Here I am with Photography by Jim Collins – my cousin thrice removed on my mother’s side (that’s a southern thing and who knows what twice and thrice removed means anyway, but is sounds friendly and familial to me ). When he took this photo I had been posing in front of the fireplace in a typical “here, take my picture” pose. Then I asked him to take some photos of my built in bookcases so I could share them with you on my blog. I noticed some decorative accessories I had hidden behind some books to find a spot for later so I picked the pieces up to get them out of the way for the photos.

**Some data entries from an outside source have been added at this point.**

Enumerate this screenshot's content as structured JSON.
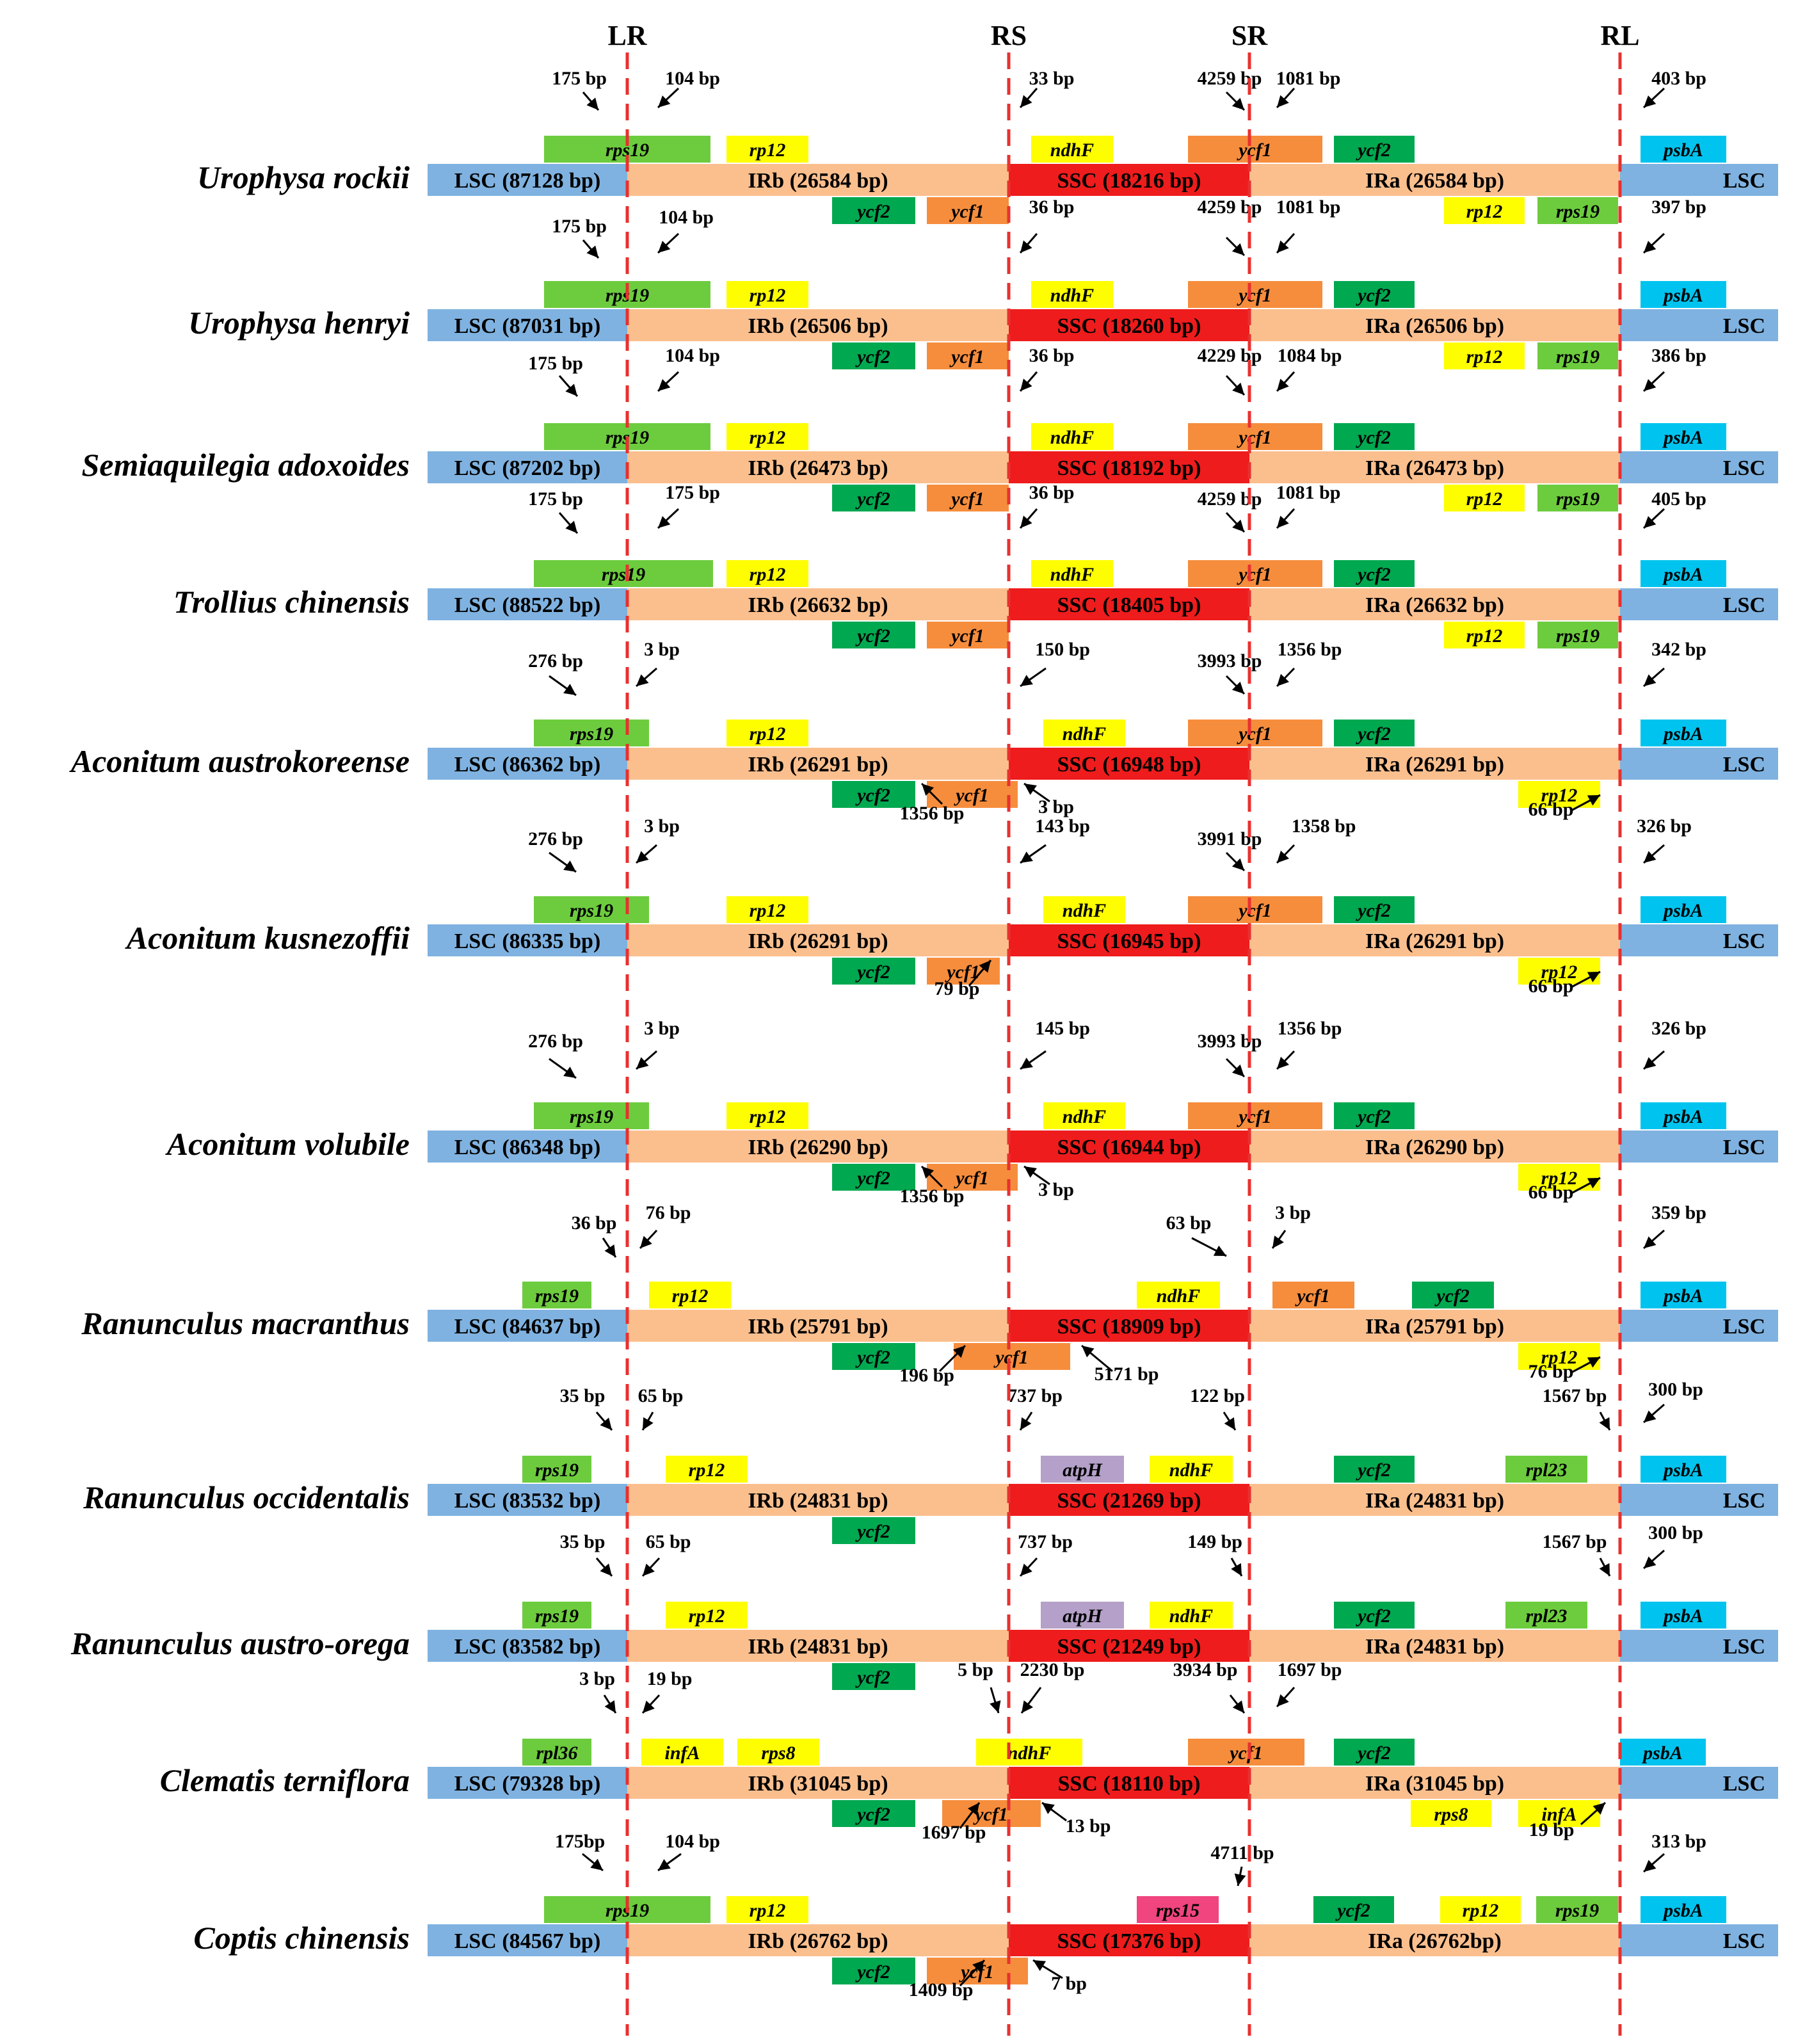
{
  "boundaries": [
    {
      "key": "LR",
      "label": "LR"
    },
    {
      "key": "RS",
      "label": "RS"
    },
    {
      "key": "SR",
      "label": "SR"
    },
    {
      "key": "RL",
      "label": "RL"
    }
  ],
  "colors": {
    "lsc": "#7fb2e0",
    "ir": "#fbbf8e",
    "ssc": "#ee1c1c",
    "boundary": "#e8312f",
    "rps19": "#6dcc3e",
    "rp12": "#fefe00",
    "ycf2": "#00a850",
    "ycf1": "#f68d3d",
    "ndhF": "#fefe00",
    "psbA": "#00c4ef",
    "atpH": "#b4a0c8",
    "rpl23": "#6dcc3e",
    "rpl36": "#6dcc3e",
    "infA": "#fefe00",
    "rps8": "#fefe00",
    "rps15": "#f0457f"
  },
  "species": [
    {
      "name": "Urophysa rockii",
      "regions": {
        "lsc": "LSC (87128 bp)",
        "irb": "IRb (26584 bp)",
        "ssc": "SSC (18216 bp)",
        "ira": "IRa (26584 bp)",
        "lsc_end": "LSC"
      },
      "genes": [
        {
          "label": "rps19",
          "color": "rps19"
        },
        {
          "label": "rp12",
          "color": "rp12"
        },
        {
          "label": "ndhF",
          "color": "ndhF"
        },
        {
          "label": "ycf1",
          "color": "ycf1"
        },
        {
          "label": "ycf2",
          "color": "ycf2"
        },
        {
          "label": "psbA",
          "color": "psbA"
        },
        {
          "label": "ycf2",
          "color": "ycf2"
        },
        {
          "label": "ycf1",
          "color": "ycf1"
        },
        {
          "label": "rp12",
          "color": "rp12"
        },
        {
          "label": "rps19",
          "color": "rps19"
        }
      ],
      "annotations": [
        "175 bp",
        "104 bp",
        "33 bp",
        "4259 bp",
        "1081 bp",
        "403 bp"
      ]
    },
    {
      "name": "Urophysa henryi",
      "regions": {
        "lsc": "LSC (87031 bp)",
        "irb": "IRb (26506 bp)",
        "ssc": "SSC (18260 bp)",
        "ira": "IRa (26506 bp)",
        "lsc_end": "LSC"
      },
      "genes": [
        {
          "label": "rps19",
          "color": "rps19"
        },
        {
          "label": "rp12",
          "color": "rp12"
        },
        {
          "label": "ndhF",
          "color": "ndhF"
        },
        {
          "label": "ycf1",
          "color": "ycf1"
        },
        {
          "label": "ycf2",
          "color": "ycf2"
        },
        {
          "label": "psbA",
          "color": "psbA"
        },
        {
          "label": "ycf2",
          "color": "ycf2"
        },
        {
          "label": "ycf1",
          "color": "ycf1"
        },
        {
          "label": "rp12",
          "color": "rp12"
        },
        {
          "label": "rps19",
          "color": "rps19"
        }
      ],
      "annotations": [
        "175 bp",
        "104 bp",
        "36 bp",
        "4259 bp",
        "1081 bp",
        "397 bp"
      ]
    },
    {
      "name": "Semiaquilegia adoxoides",
      "regions": {
        "lsc": "LSC (87202 bp)",
        "irb": "IRb (26473 bp)",
        "ssc": "SSC (18192 bp)",
        "ira": "IRa (26473 bp)",
        "lsc_end": "LSC"
      },
      "genes": [
        {
          "label": "rps19",
          "color": "rps19"
        },
        {
          "label": "rp12",
          "color": "rp12"
        },
        {
          "label": "ndhF",
          "color": "ndhF"
        },
        {
          "label": "ycf1",
          "color": "ycf1"
        },
        {
          "label": "ycf2",
          "color": "ycf2"
        },
        {
          "label": "psbA",
          "color": "psbA"
        },
        {
          "label": "ycf2",
          "color": "ycf2"
        },
        {
          "label": "ycf1",
          "color": "ycf1"
        },
        {
          "label": "rp12",
          "color": "rp12"
        },
        {
          "label": "rps19",
          "color": "rps19"
        }
      ],
      "annotations": [
        "175 bp",
        "104 bp",
        "36 bp",
        "4229 bp",
        "1084 bp",
        "386 bp"
      ]
    },
    {
      "name": "Trollius chinensis",
      "regions": {
        "lsc": "LSC (88522 bp)",
        "irb": "IRb (26632 bp)",
        "ssc": "SSC (18405 bp)",
        "ira": "IRa (26632 bp)",
        "lsc_end": "LSC"
      },
      "genes": [
        {
          "label": "rps19",
          "color": "rps19"
        },
        {
          "label": "rp12",
          "color": "rp12"
        },
        {
          "label": "ndhF",
          "color": "ndhF"
        },
        {
          "label": "ycf1",
          "color": "ycf1"
        },
        {
          "label": "ycf2",
          "color": "ycf2"
        },
        {
          "label": "psbA",
          "color": "psbA"
        },
        {
          "label": "ycf2",
          "color": "ycf2"
        },
        {
          "label": "ycf1",
          "color": "ycf1"
        },
        {
          "label": "rp12",
          "color": "rp12"
        },
        {
          "label": "rps19",
          "color": "rps19"
        }
      ],
      "annotations": [
        "175 bp",
        "175 bp",
        "36 bp",
        "4259 bp",
        "1081 bp",
        "405 bp"
      ]
    },
    {
      "name": "Aconitum austrokoreense",
      "regions": {
        "lsc": "LSC (86362 bp)",
        "irb": "IRb (26291 bp)",
        "ssc": "SSC (16948 bp)",
        "ira": "IRa (26291 bp)",
        "lsc_end": "LSC"
      },
      "genes": [
        {
          "label": "rps19",
          "color": "rps19"
        },
        {
          "label": "rp12",
          "color": "rp12"
        },
        {
          "label": "ndhF",
          "color": "ndhF"
        },
        {
          "label": "ycf1",
          "color": "ycf1"
        },
        {
          "label": "ycf2",
          "color": "ycf2"
        },
        {
          "label": "psbA",
          "color": "psbA"
        },
        {
          "label": "ycf2",
          "color": "ycf2"
        },
        {
          "label": "ycf1",
          "color": "ycf1"
        },
        {
          "label": "rp12",
          "color": "rp12"
        }
      ],
      "annotations": [
        "276 bp",
        "3 bp",
        "150 bp",
        "3993 bp",
        "1356 bp",
        "342 bp",
        "1356 bp",
        "3 bp",
        "66 bp"
      ]
    },
    {
      "name": "Aconitum kusnezoffii",
      "regions": {
        "lsc": "LSC (86335 bp)",
        "irb": "IRb (26291 bp)",
        "ssc": "SSC (16945 bp)",
        "ira": "IRa (26291 bp)",
        "lsc_end": "LSC"
      },
      "genes": [
        {
          "label": "rps19",
          "color": "rps19"
        },
        {
          "label": "rp12",
          "color": "rp12"
        },
        {
          "label": "ndhF",
          "color": "ndhF"
        },
        {
          "label": "ycf1",
          "color": "ycf1"
        },
        {
          "label": "ycf2",
          "color": "ycf2"
        },
        {
          "label": "psbA",
          "color": "psbA"
        },
        {
          "label": "ycf2",
          "color": "ycf2"
        },
        {
          "label": "ycf1",
          "color": "ycf1"
        },
        {
          "label": "rp12",
          "color": "rp12"
        }
      ],
      "annotations": [
        "276 bp",
        "3 bp",
        "143 bp",
        "3991 bp",
        "1358 bp",
        "326 bp",
        "79 bp",
        "66 bp"
      ]
    },
    {
      "name": "Aconitum volubile",
      "regions": {
        "lsc": "LSC (86348 bp)",
        "irb": "IRb (26290 bp)",
        "ssc": "SSC (16944 bp)",
        "ira": "IRa (26290 bp)",
        "lsc_end": "LSC"
      },
      "genes": [
        {
          "label": "rps19",
          "color": "rps19"
        },
        {
          "label": "rp12",
          "color": "rp12"
        },
        {
          "label": "ndhF",
          "color": "ndhF"
        },
        {
          "label": "ycf1",
          "color": "ycf1"
        },
        {
          "label": "ycf2",
          "color": "ycf2"
        },
        {
          "label": "psbA",
          "color": "psbA"
        },
        {
          "label": "ycf2",
          "color": "ycf2"
        },
        {
          "label": "ycf1",
          "color": "ycf1"
        },
        {
          "label": "rp12",
          "color": "rp12"
        }
      ],
      "annotations": [
        "276 bp",
        "3 bp",
        "145 bp",
        "3993 bp",
        "1356 bp",
        "326 bp",
        "1356 bp",
        "3 bp",
        "66 bp"
      ]
    },
    {
      "name": "Ranunculus macranthus",
      "regions": {
        "lsc": "LSC (84637 bp)",
        "irb": "IRb (25791 bp)",
        "ssc": "SSC (18909 bp)",
        "ira": "IRa (25791 bp)",
        "lsc_end": "LSC"
      },
      "genes": [
        {
          "label": "rps19",
          "color": "rps19"
        },
        {
          "label": "rp12",
          "color": "rp12"
        },
        {
          "label": "ndhF",
          "color": "ndhF"
        },
        {
          "label": "ycf1",
          "color": "ycf1"
        },
        {
          "label": "ycf2",
          "color": "ycf2"
        },
        {
          "label": "psbA",
          "color": "psbA"
        },
        {
          "label": "ycf2",
          "color": "ycf2"
        },
        {
          "label": "ycf1",
          "color": "ycf1"
        },
        {
          "label": "rp12",
          "color": "rp12"
        }
      ],
      "annotations": [
        "36 bp",
        "76 bp",
        "63 bp",
        "3 bp",
        "359 bp",
        "196 bp",
        "5171 bp",
        "76 bp"
      ]
    },
    {
      "name": "Ranunculus occidentalis",
      "regions": {
        "lsc": "LSC (83532 bp)",
        "irb": "IRb (24831 bp)",
        "ssc": "SSC (21269 bp)",
        "ira": "IRa (24831 bp)",
        "lsc_end": "LSC"
      },
      "genes": [
        {
          "label": "rps19",
          "color": "rps19"
        },
        {
          "label": "rp12",
          "color": "rp12"
        },
        {
          "label": "atpH",
          "color": "atpH"
        },
        {
          "label": "ndhF",
          "color": "ndhF"
        },
        {
          "label": "ycf2",
          "color": "ycf2"
        },
        {
          "label": "rpl23",
          "color": "rpl23"
        },
        {
          "label": "psbA",
          "color": "psbA"
        },
        {
          "label": "ycf2",
          "color": "ycf2"
        }
      ],
      "annotations": [
        "35 bp",
        "65 bp",
        "737 bp",
        "122 bp",
        "1567 bp",
        "300 bp"
      ]
    },
    {
      "name": "Ranunculus austro-orega",
      "regions": {
        "lsc": "LSC (83582 bp)",
        "irb": "IRb (24831 bp)",
        "ssc": "SSC (21249 bp)",
        "ira": "IRa (24831 bp)",
        "lsc_end": "LSC"
      },
      "genes": [
        {
          "label": "rps19",
          "color": "rps19"
        },
        {
          "label": "rp12",
          "color": "rp12"
        },
        {
          "label": "atpH",
          "color": "atpH"
        },
        {
          "label": "ndhF",
          "color": "ndhF"
        },
        {
          "label": "ycf2",
          "color": "ycf2"
        },
        {
          "label": "rpl23",
          "color": "rpl23"
        },
        {
          "label": "psbA",
          "color": "psbA"
        },
        {
          "label": "ycf2",
          "color": "ycf2"
        }
      ],
      "annotations": [
        "35 bp",
        "65 bp",
        "737 bp",
        "149 bp",
        "1567 bp",
        "300 bp"
      ]
    },
    {
      "name": "Clematis terniflora",
      "regions": {
        "lsc": "LSC (79328 bp)",
        "irb": "IRb (31045 bp)",
        "ssc": "SSC (18110 bp)",
        "ira": "IRa (31045 bp)",
        "lsc_end": "LSC"
      },
      "genes": [
        {
          "label": "rpl36",
          "color": "rpl36"
        },
        {
          "label": "infA",
          "color": "infA"
        },
        {
          "label": "rps8",
          "color": "rps8"
        },
        {
          "label": "ndhF",
          "color": "ndhF"
        },
        {
          "label": "ycf1",
          "color": "ycf1"
        },
        {
          "label": "ycf2",
          "color": "ycf2"
        },
        {
          "label": "psbA",
          "color": "psbA"
        },
        {
          "label": "ycf2",
          "color": "ycf2"
        },
        {
          "label": "ycf1",
          "color": "ycf1"
        },
        {
          "label": "rps8",
          "color": "rps8"
        },
        {
          "label": "infA",
          "color": "infA"
        }
      ],
      "annotations": [
        "3 bp",
        "19 bp",
        "5 bp",
        "2230 bp",
        "3934 bp",
        "1697 bp",
        "1697 bp",
        "13 bp",
        "19 bp"
      ]
    },
    {
      "name": "Coptis chinensis",
      "regions": {
        "lsc": "LSC (84567 bp)",
        "irb": "IRb (26762 bp)",
        "ssc": "SSC (17376 bp)",
        "ira": "IRa (26762bp)",
        "lsc_end": "LSC"
      },
      "genes": [
        {
          "label": "rps19",
          "color": "rps19"
        },
        {
          "label": "rp12",
          "color": "rp12"
        },
        {
          "label": "rps15",
          "color": "rps15"
        },
        {
          "label": "ycf2",
          "color": "ycf2"
        },
        {
          "label": "rp12",
          "color": "rp12"
        },
        {
          "label": "rps19",
          "color": "rps19"
        },
        {
          "label": "psbA",
          "color": "psbA"
        },
        {
          "label": "ycf2",
          "color": "ycf2"
        },
        {
          "label": "ycf1",
          "color": "ycf1"
        }
      ],
      "annotations": [
        "175bp",
        "104 bp",
        "4711 bp",
        "313 bp",
        "1409 bp",
        "7 bp"
      ]
    }
  ]
}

Well, Jim caught me in my element pondering a special place for these unique pieces that I am planning to use for Independence Day – eagles and a patriotic candy dish.
By the way, this is a big deal! I can’t stand to look at photos of myself let alone pose for photos. I hear my mother’s story over and over in my head, “You were the ugliest baby. It took me ten days to name you.” Please, please never say that to your girl child even in jest. Anyway, enough about me and my ramblings; please enjoy Jim’s beautiful photography and the art of arranging followed by some simple design rules to follow so that you can arrange your own built-ins or bookcases.
This is in my great room adjacent to the fireplace.
Eight Simple Rules for Arranging
1. Collect your favorite pieces: framed family photos, artwork, glassware or pottery, greenery, candles, etc.
2. Books are anchors for design. In our case, we read all of our books. If you are not a reader you can find books that have beautiful spines or colors that compliment your decor and style.
3. Take some shelves out if possible. You don’t have to have each side match in measurements.
4. Hang artwork on the back wall of built-ins or even on the front facing if it doesn’t detract from the main part and works well with your arrangement. Place something that is three dimensional on the wall such as a planter or sconce that has simple greenery. Don’t over power with flowers or if using flowers stay with a muted color palette.
5. When arranging your pieces use a pattern such as: left , right, center. You can accomplish different levels with your books by using them upright or by stacking. A safe way to begin arranging is to start with your books in a pattern and then do the reverse for multiple shelves going down in a right, left, center pattern or mix the pattern up.
6. Use larger pieces to draw your eye to the pattern position, but never repeat on the next shelf so that your focal point does not compete with the next focal point on the the shelf above or below. In the case above, you will notice this is accomplished on the right section with artwork center, left, and then right at the base of the shelf.
7. Use glass to reflect light in any arrangement. Glass will blend old and new pieces making them come together when they seem they come from different design styles or eras. I love old and new and this sometimes can be difficult in new construction or the reverse in homes with age and character and trying to blend new styles and trends. Glass has a way of bringing all elements of design together. Candy dishes always draw me in because I can place battery operated tea lights, bath salts or colored beads to unite special pieces together. Rarely do the candy dishes get used for actual candy. They are my peace broker for all things.
8. Add little details into the patterns of books or large focal pieces like framed photos on easels or decorative boxes, bottles, candle holders and then use further details such as tassels or embellished candles in or on the candle holders to add further dimension. As I mentioned above, I am a fan of electric tea lights for an amber glow in the evenings…just a little somethin’ somethin’ to add interest.
As always, the art of arranging is to compliment the style and character of the home, but mostly to reflect the taste of those who live there. When you combine the two successfully the art of arranging has been accomplished for everyone to enjoy.